What you are looking to avoid is the spike in your insulin production (glucose or sugar spike). In addition to sugar, flour and refined carbohydrates (pastas, bread, cereals, etc) cause a spike in your glucose levels.


I include fruits in my diet every day. I only categorize them as a condiment so I remember to consume them in moderation, like a condiment or even a dessert. The recommenced daily serving of fruit is 2 cups per day. For whole fruits like apples, oranges, peaches, etc 1 cup is about 1 small piece of the fruit. For chopped or berries it’s by the cup full (8 ounces).


Favor low-sugar fruits, like berries (strawberries, blueberries, raspberries, blackberries), melons (cantaloupe, watermelon, honeydew), grapefruit, oranges, plums, and peaches.


*Limit tropical fruits (bananas, mangos, pineapples, pomegranate) plus apples, grapes, and pears.

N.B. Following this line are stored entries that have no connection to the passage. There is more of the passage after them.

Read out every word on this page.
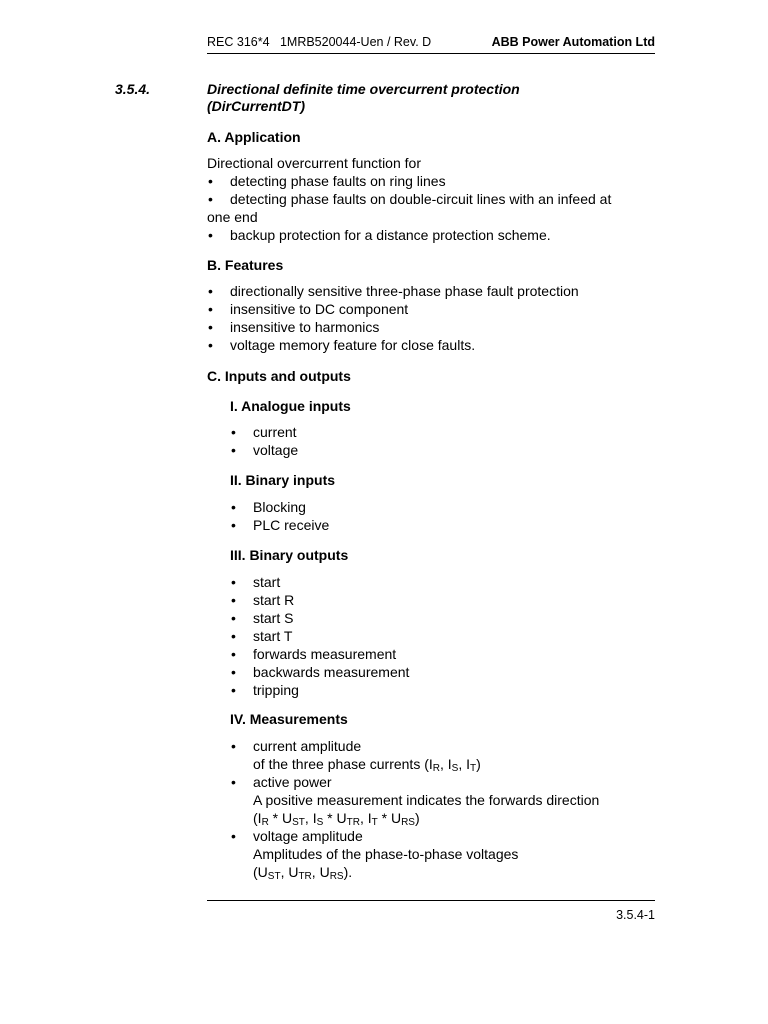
REC 316*4   1MRB520044-Uen / Rev. D	ABB Power Automation Ltd
3.5.4.	Directional definite time overcurrent protection
(DirCurrentDT)
A. Application
Directional overcurrent function for
• detecting phase faults on ring lines
• detecting phase faults on double-circuit lines with an infeed at
one end
• backup protection for a distance protection scheme.
B. Features
• directionally sensitive three-phase phase fault protection
• insensitive to DC component
• insensitive to harmonics
• voltage memory feature for close faults.
C. Inputs and outputs
I. Analogue inputs
• current
• voltage
II. Binary inputs
• Blocking
• PLC receive
III. Binary outputs
• start
• start R
• start S
• start T
• forwards measurement
• backwards measurement
• tripping
IV. Measurements
• current amplitude
of the three phase currents ($I_R$, $I_S$, $I_T$)
• active power
A positive measurement indicates the forwards direction
($I_R * U_{ST}$, $I_S * U_{TR}$, $I_T * U_{RS}$)
• voltage amplitude
Amplitudes of the phase-to-phase voltages
($U_{ST}$, $U_{TR}$, $U_{RS}$).
3.5.4-1
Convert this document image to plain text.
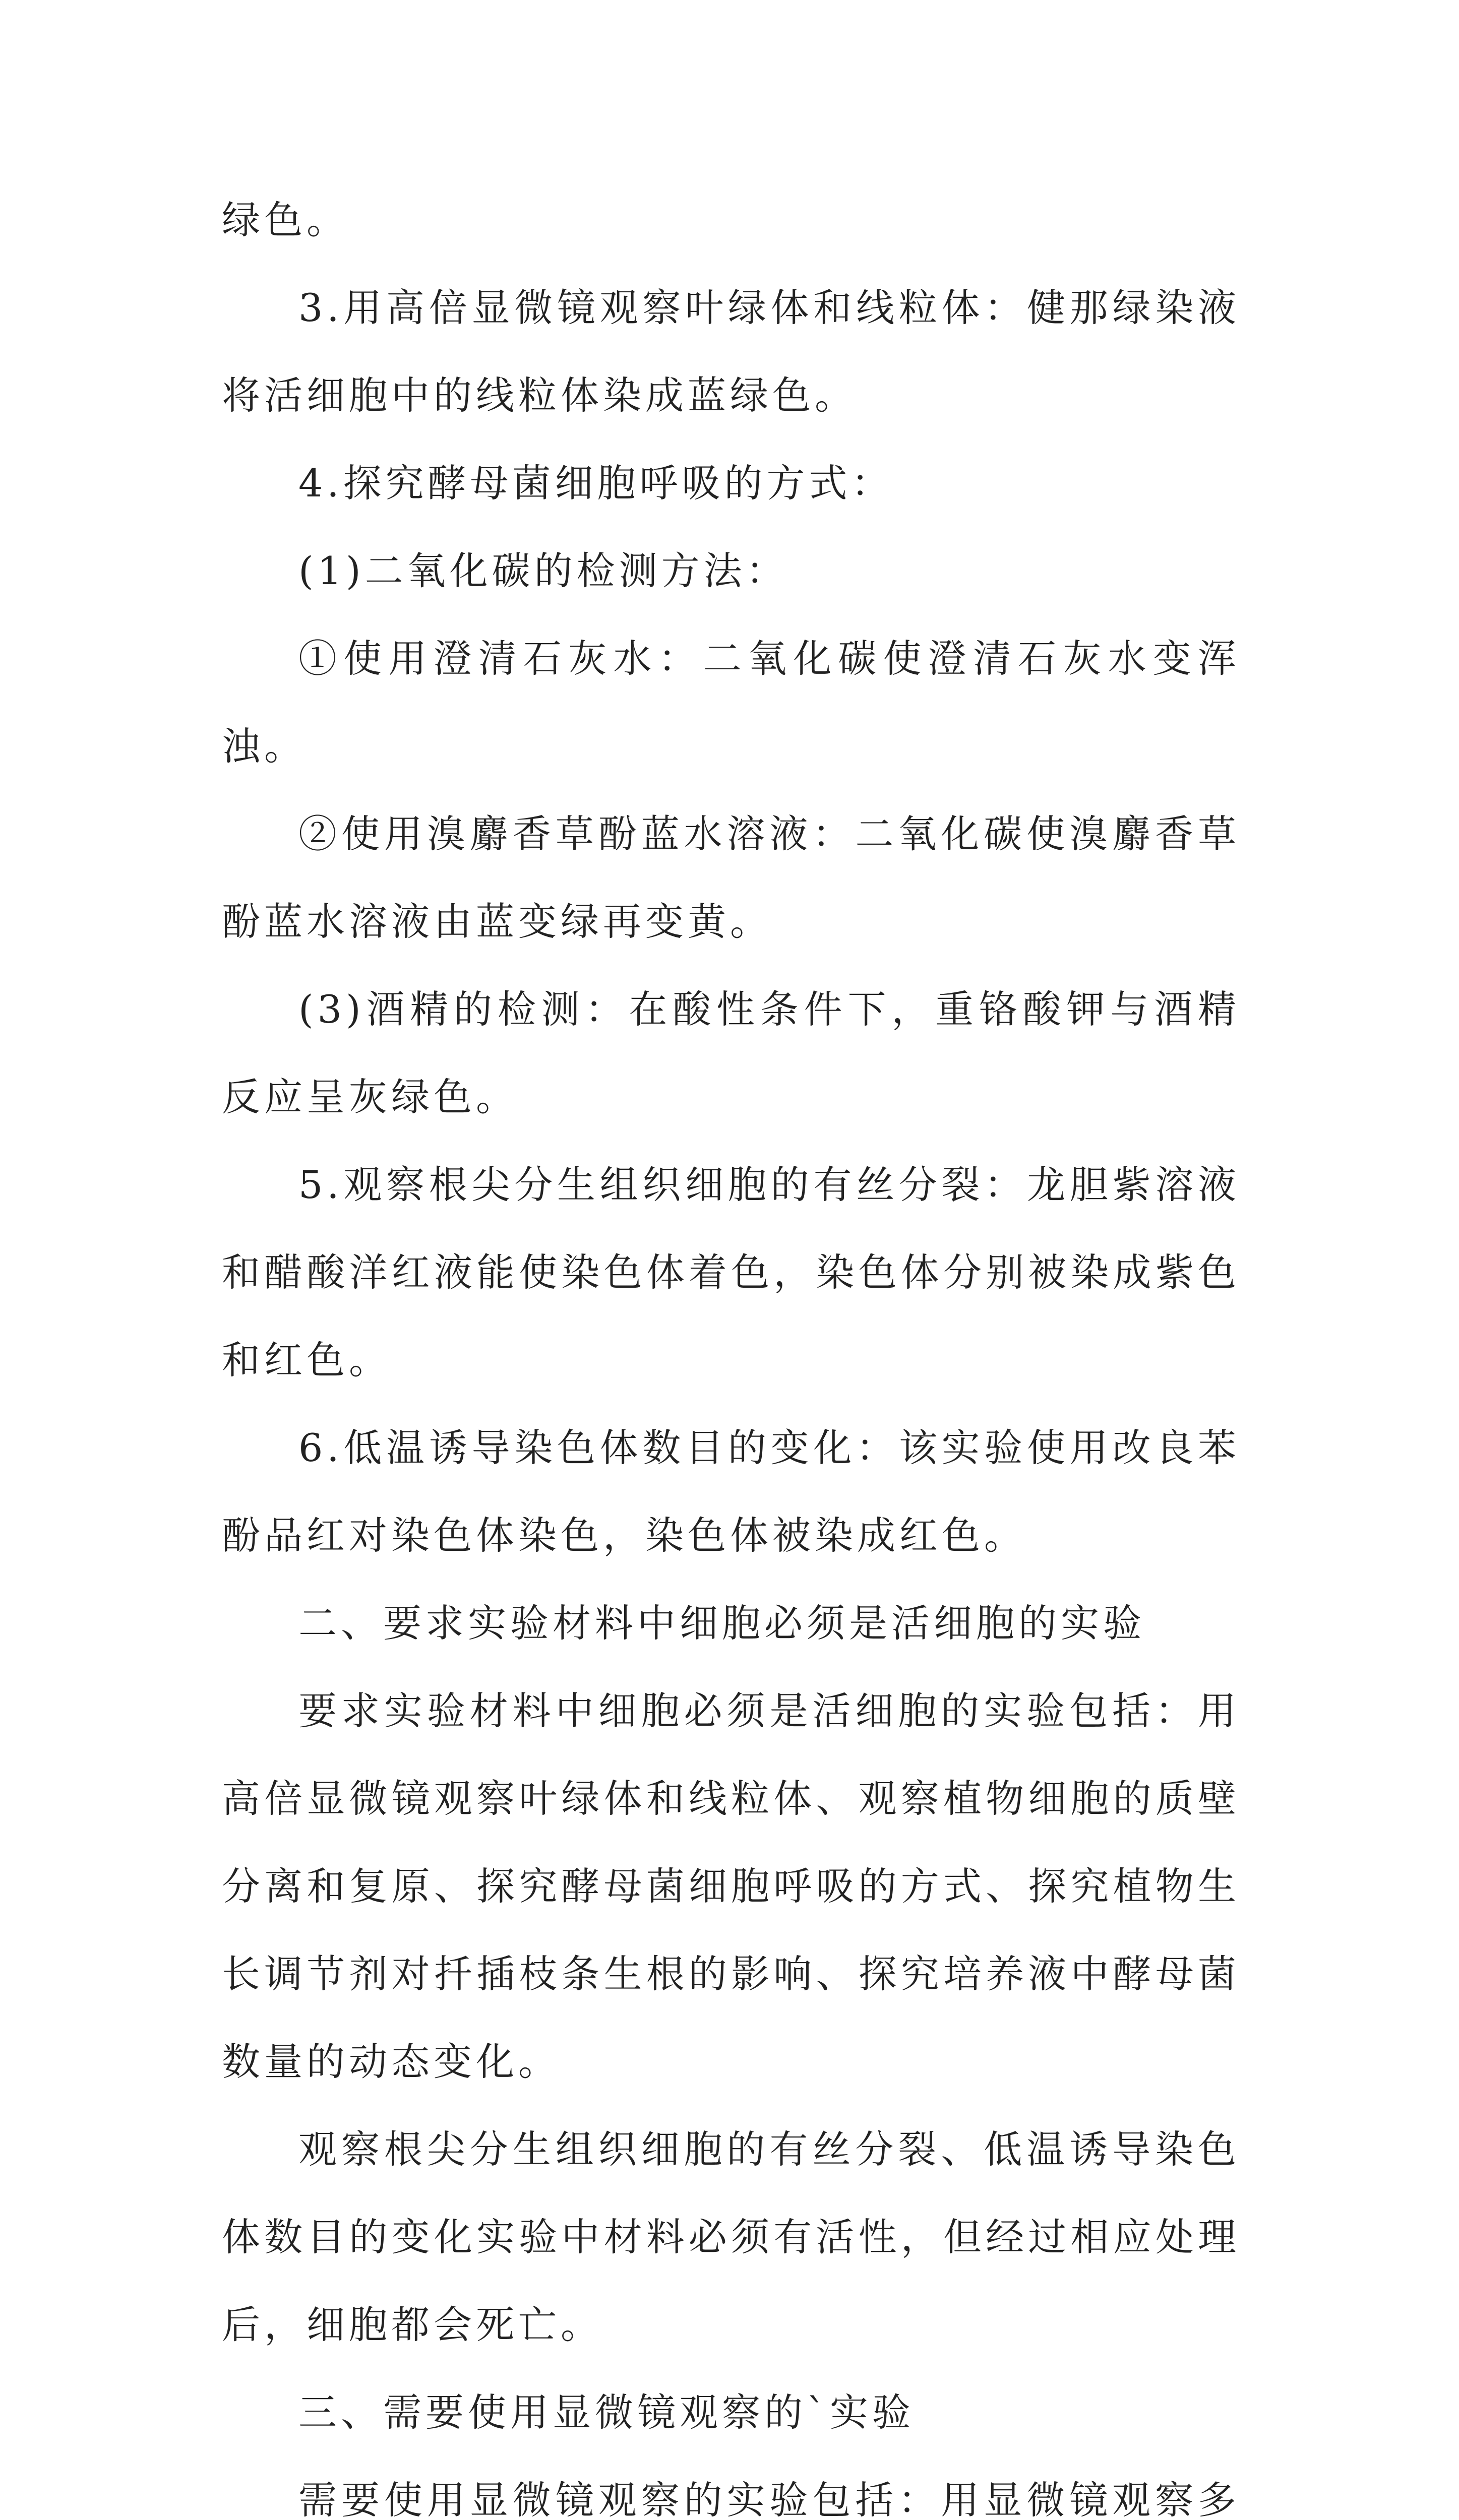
绿色。

3.用高倍显微镜观察叶绿体和线粒体：健那绿染液将活细胞中的线粒体染成蓝绿色。

4.探究酵母菌细胞呼吸的方式：

(1)二氧化碳的检测方法：

①使用澄清石灰水：二氧化碳使澄清石灰水变浑浊。

②使用溴麝香草酚蓝水溶液：二氧化碳使溴麝香草酚蓝水溶液由蓝变绿再变黄。

(3)酒精的检测：在酸性条件下，重铬酸钾与酒精反应呈灰绿色。

5.观察根尖分生组织细胞的有丝分裂：龙胆紫溶液和醋酸洋红液能使染色体着色，染色体分别被染成紫色和红色。

6.低温诱导染色体数目的变化：该实验使用改良苯酚品红对染色体染色，染色体被染成红色。

二、要求实验材料中细胞必须是活细胞的实验

要求实验材料中细胞必须是活细胞的实验包括：用高倍显微镜观察叶绿体和线粒体、观察植物细胞的质壁分离和复原、探究酵母菌细胞呼吸的方式、探究植物生长调节剂对扦插枝条生根的影响、探究培养液中酵母菌数量的动态变化。

观察根尖分生组织细胞的有丝分裂、低温诱导染色体数目的变化实验中材料必须有活性，但经过相应处理后，细胞都会死亡。

三、需要使用显微镜观察的`实验

需要使用显微镜观察的实验包括：用显微镜观察多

*Limit does not mean completely avoid. It simply means to limit the quantity. Vary your selection of fruits for the most added nutrient value to your diet.


There you have it. A solid list of the healthy foods to add to your diet. Remember, it is the variety of foods that offers the largest health benefit. Each food has its own nutrient make up and brings those pieces to your overall health. Eat a variety of healthy foods to feel better now, be healthier and live longer. You are one step closer to living your best life now!